The plan was originally to hold the festivities near a grove of trees on the northern outskirts of town. But with the rain, that would obviously be an impossibility now. And as we got closer to the town’s northern gate, signs of any sort of festivities were nowhere to be seen. The party had mostly likely been canceled.

“It’s no big deal,” I said in an optimistic tone. “There’s always tomorrow. It’s not like Sena will just disappear.”

“But the point of it all is for us to celebrate today or else you can’t really call it a birthday, can you?”

She was right, but what could be done?

“Well, let’s at least give her the flowers today. You said the magic wears off tomorrow morning, right? They’re at their freshest right now, so it’s best to give them to her today.”

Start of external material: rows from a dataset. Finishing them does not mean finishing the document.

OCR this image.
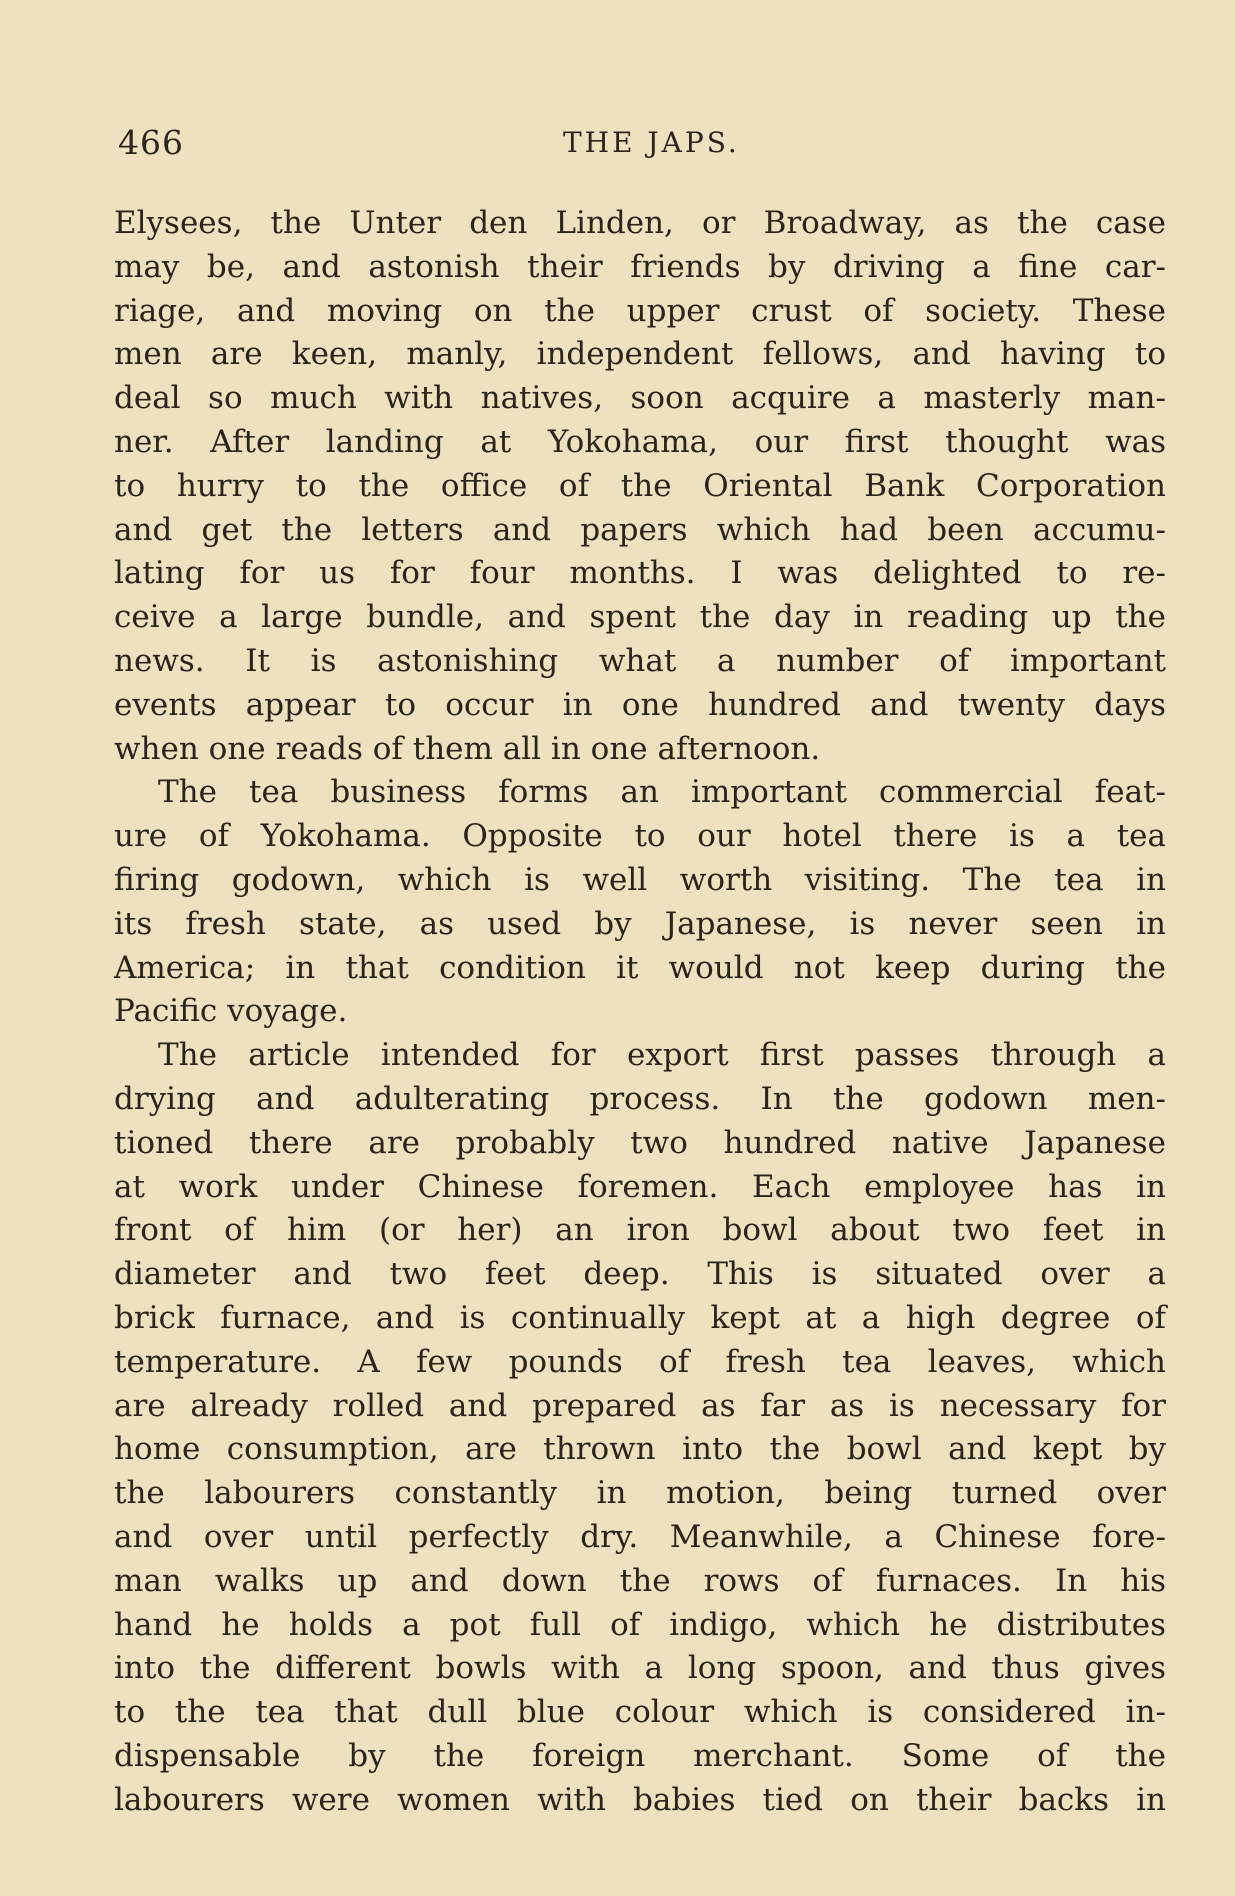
466	THE JAPS.
Elysees, the Unter den Linden, or Broadway, as the case
may be, and astonish their friends by driving a fine car-
riage, and moving on the upper crust of society. These
men are keen, manly, independent fellows, and having to
deal so much with natives, soon acquire a masterly man-
ner. After landing at Yokohama, our first thought was
to hurry to the office of the Oriental Bank Corporation
and get the letters and papers which had been accumu-
lating for us for four months. I was delighted to re-
ceive a large bundle, and spent the day in reading up the
news. It is astonishing what a number of important
events appear to occur in one hundred and twenty days
when one reads of them all in one afternoon.
The tea business forms an important commercial feat-
ure of Yokohama. Opposite to our hotel there is a tea
firing godown, which is well worth visiting. The tea in
its fresh state, as used by Japanese, is never seen in
America; in that condition it would not keep during the
Pacific voyage.
The article intended for export first passes through a
drying and adulterating process. In the godown men-
tioned there are probably two hundred native Japanese
at work under Chinese foremen. Each employee has in
front of him (or her) an iron bowl about two feet in
diameter and two feet deep. This is situated over a
brick furnace, and is continually kept at a high degree of
temperature. A few pounds of fresh tea leaves, which
are already rolled and prepared as far as is necessary for
home consumption, are thrown into the bowl and kept by
the labourers constantly in motion, being turned over
and over until perfectly dry. Meanwhile, a Chinese fore-
man walks up and down the rows of furnaces. In his
hand he holds a pot full of indigo, which he distributes
into the different bowls with a long spoon, and thus gives
to the tea that dull blue colour which is considered in-
dispensable by the foreign merchant. Some of the
labourers were women with babies tied on their backs in
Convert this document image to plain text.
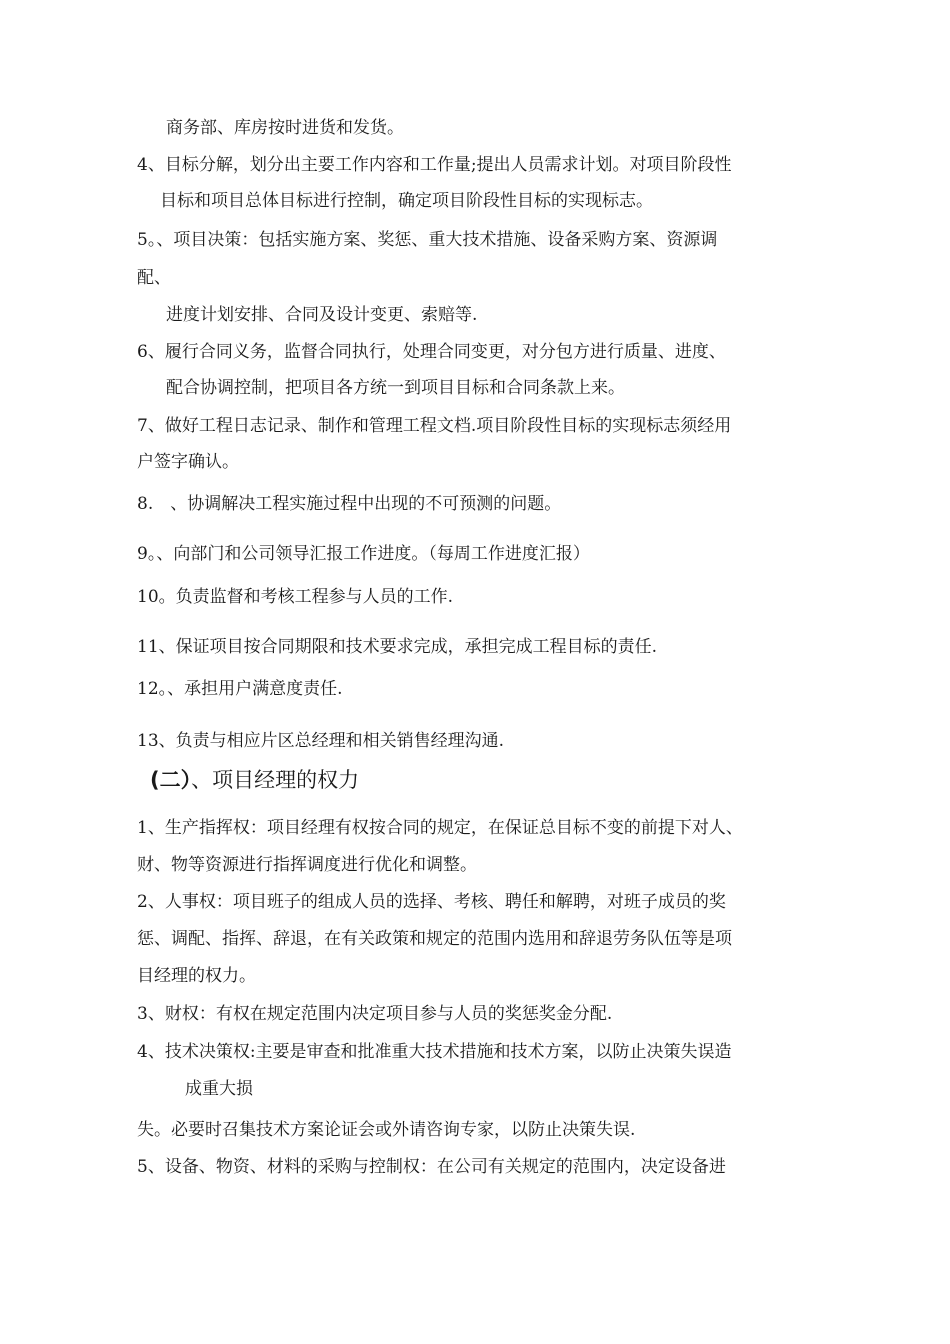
商务部、库房按时进货和发货。
4、目标分解，划分出主要工作内容和工作量;提出人员需求计划。对项目阶段性
目标和项目总体目标进行控制，确定项目阶段性目标的实现标志。
5。、项目决策：包括实施方案、奖惩、重大技术措施、设备采购方案、资源调
配、
进度计划安排、合同及设计变更、索赔等.
6、履行合同义务，监督合同执行，处理合同变更，对分包方进行质量、进度、
配合协调控制，把项目各方统一到项目目标和合同条款上来。
7、做好工程日志记录、制作和管理工程文档.项目阶段性目标的实现标志须经用
户签字确认。
8.　、协调解决工程实施过程中出现的不可预测的问题。
9。、向部门和公司领导汇报工作进度。（每周工作进度汇报）
10。负责监督和考核工程参与人员的工作.
11、保证项目按合同期限和技术要求完成，承担完成工程目标的责任.
12。、承担用户满意度责任.
13、负责与相应片区总经理和相关销售经理沟通.
(二）、项目经理的权力
1、生产指挥权：项目经理有权按合同的规定，在保证总目标不变的前提下对人、
财、物等资源进行指挥调度进行优化和调整。
2、人事权：项目班子的组成人员的选择、考核、聘任和解聘，对班子成员的奖
惩、调配、指挥、辞退，在有关政策和规定的范围内选用和辞退劳务队伍等是项
目经理的权力。
3、财权：有权在规定范围内决定项目参与人员的奖惩奖金分配.
4、技术决策权:主要是审查和批准重大技术措施和技术方案，以防止决策失误造
成重大损
失。必要时召集技术方案论证会或外请咨询专家，以防止决策失误.
5、设备、物资、材料的采购与控制权：在公司有关规定的范围内，决定设备进
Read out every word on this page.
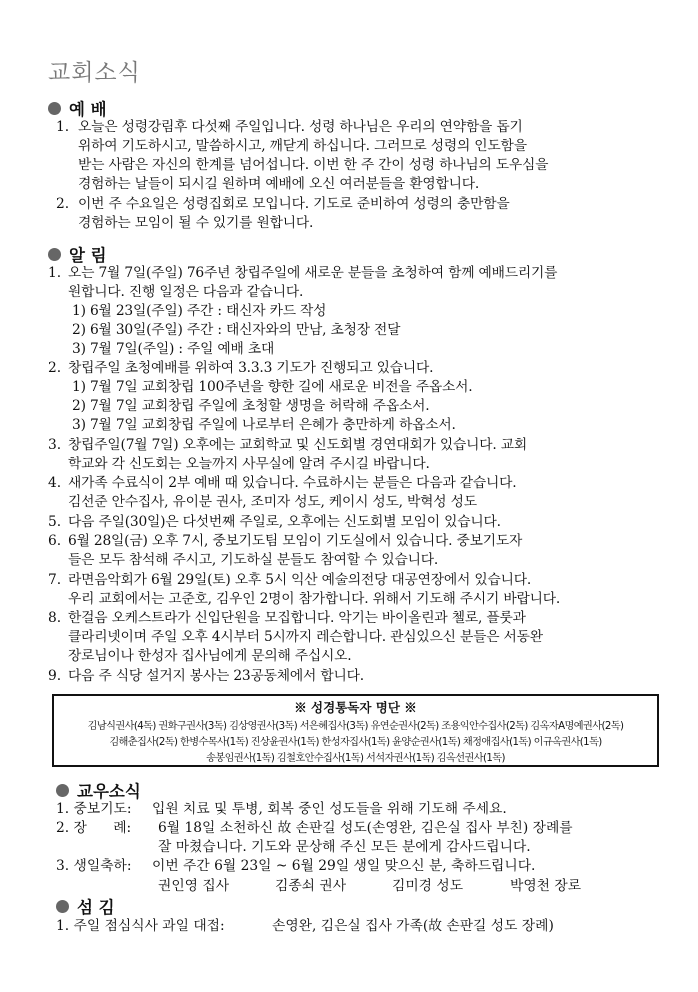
교회소식
예 배
1. 오늘은 성령강림후 다섯째 주일입니다. 성령 하나님은 우리의 연약함을 돕기
위하여 기도하시고, 말씀하시고, 깨닫게 하십니다. 그러므로 성령의 인도함을
받는 사람은 자신의 한계를 넘어섭니다. 이번 한 주 간이 성령 하나님의 도우심을
경험하는 날들이 되시길 원하며 예배에 오신 여러분들을 환영합니다.
2. 이번 주 수요일은 성령집회로 모입니다. 기도로 준비하여 성령의 충만함을
경험하는 모임이 될 수 있기를 원합니다.
알 림
1. 오는 7월 7일(주일) 76주년 창립주일에 새로운 분들을 초청하여 함께 예배드리기를
원합니다. 진행 일정은 다음과 같습니다.
1) 6월 23일(주일) 주간 : 태신자 카드 작성
2) 6월 30일(주일) 주간 : 태신자와의 만남, 초청장 전달
3) 7월 7일(주일) : 주일 예배 초대
2. 창립주일 초청예배를 위하여 3.3.3 기도가 진행되고 있습니다.
1) 7월 7일 교회창립 100주년을 향한 길에 새로운 비전을 주옵소서.
2) 7월 7일 교회창립 주일에 초청할 생명을 허락해 주옵소서.
3) 7월 7일 교회창립 주일에 나로부터 은혜가 충만하게 하옵소서.
3. 창립주일(7월 7일) 오후에는 교회학교 및 신도회별 경연대회가 있습니다. 교회
학교와 각 신도회는 오늘까지 사무실에 알려 주시길 바랍니다.
4. 새가족 수료식이 2부 예배 때 있습니다. 수료하시는 분들은 다음과 같습니다.
김선준 안수집사, 유이분 권사, 조미자 성도, 케이시 성도, 박혁성 성도
5. 다음 주일(30일)은 다섯번째 주일로, 오후에는 신도회별 모임이 있습니다.
6. 6월 28일(금) 오후 7시, 중보기도팀 모임이 기도실에서 있습니다. 중보기도자
들은 모두 참석해 주시고, 기도하실 분들도 참여할 수 있습니다.
7. 라면음악회가 6월 29일(토) 오후 5시 익산 예술의전당 대공연장에서 있습니다.
우리 교회에서는 고준호, 김우인 2명이 참가합니다. 위해서 기도해 주시기 바랍니다.
8. 한걸음 오케스트라가 신입단원을 모집합니다. 악기는 바이올린과 첼로, 플룻과
클라리넷이며 주일 오후 4시부터 5시까지 레슨합니다. 관심있으신 분들은 서동완
장로님이나 한성자 집사님에게 문의해 주십시오.
9. 다음 주 식당 설거지 봉사는 23공동체에서 합니다.
※ 성경통독자 명단 ※
김남식권사(4독) 권화구권사(3독) 김상영권사(3독) 서은혜집사(3독) 유연순권사(2독) 조용익안수집사(2독) 김옥자A명예권사(2독)
김해춘집사(2독) 한병수목사(1독) 진상윤권사(1독) 한성자집사(1독) 윤양순권사(1독) 채정애집사(1독) 이규옥권사(1독)
송봉임권사(1독) 김철호안수집사(1독) 서석자권사(1독) 김옥선권사(1독)
교우소식
1. 중보기도: 입원 치료 및 투병, 회복 중인 성도들을 위해 기도해 주세요.
2. 장      례: 6월 18일 소천하신 故 손판길 성도(손영완, 김은실 집사 부친) 장례를
잘 마쳤습니다. 기도와 문상해 주신 모든 분에게 감사드립니다.
3. 생일축하: 이번 주간 6월 23일 ~ 6월 29일 생일 맞으신 분, 축하드립니다.
권인영 집사	김종쇠 권사	김미경 성도	박영천 장로
섬 김
1. 주일 점심식사 과일 대접:	손영완, 김은실 집사 가족(故 손판길 성도 장례)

My idea didn’t do much to cheer her up. Sena was like a second sister to Lia. The two spend a lot of time together and Sena has always been there for her when no one else was. So it was no surprise that she was the one most excited for her birthday. It would be an important occasion for Sena. She was turning eighteen, after all. Lia put all of her efforts into making her part as perfect as possible, and now it seemed all that work was for not.

But at least my idea had stopped her from frowning so much. At least her own present wouldn’t be ruined by the rain.

As we approached the northern gate into town, we could start to make out a figure standing alone, shielding itself from the rain with the help of an umbrella. The darkness brought about by the storm made it hard to make out who exactly it was. It wasn’t until we were a few meters away that we identified slender form.

“Sena?! What are you doing out in the rain?”

I was just as surprised as Lia. The last thing I expected to see at the gate was Sena standing solemnly at the side of the road. Especially in these conditions. Even the guards who normally stood at the gates had gone inside.

“I was waiting for you two to come home,” Sena explained to us with her tender voice as she placed the umbrella over our heads.

“But the storm has been going on for almost an hour. You’ll be lucky if you don’t get a cold.”

“Don’t worry,” she assured us as she let most of the rain pour over her. “I wasn’t waiting that long.”

With that, she prompted us to follow her into town, giving priority of her umbrella to us.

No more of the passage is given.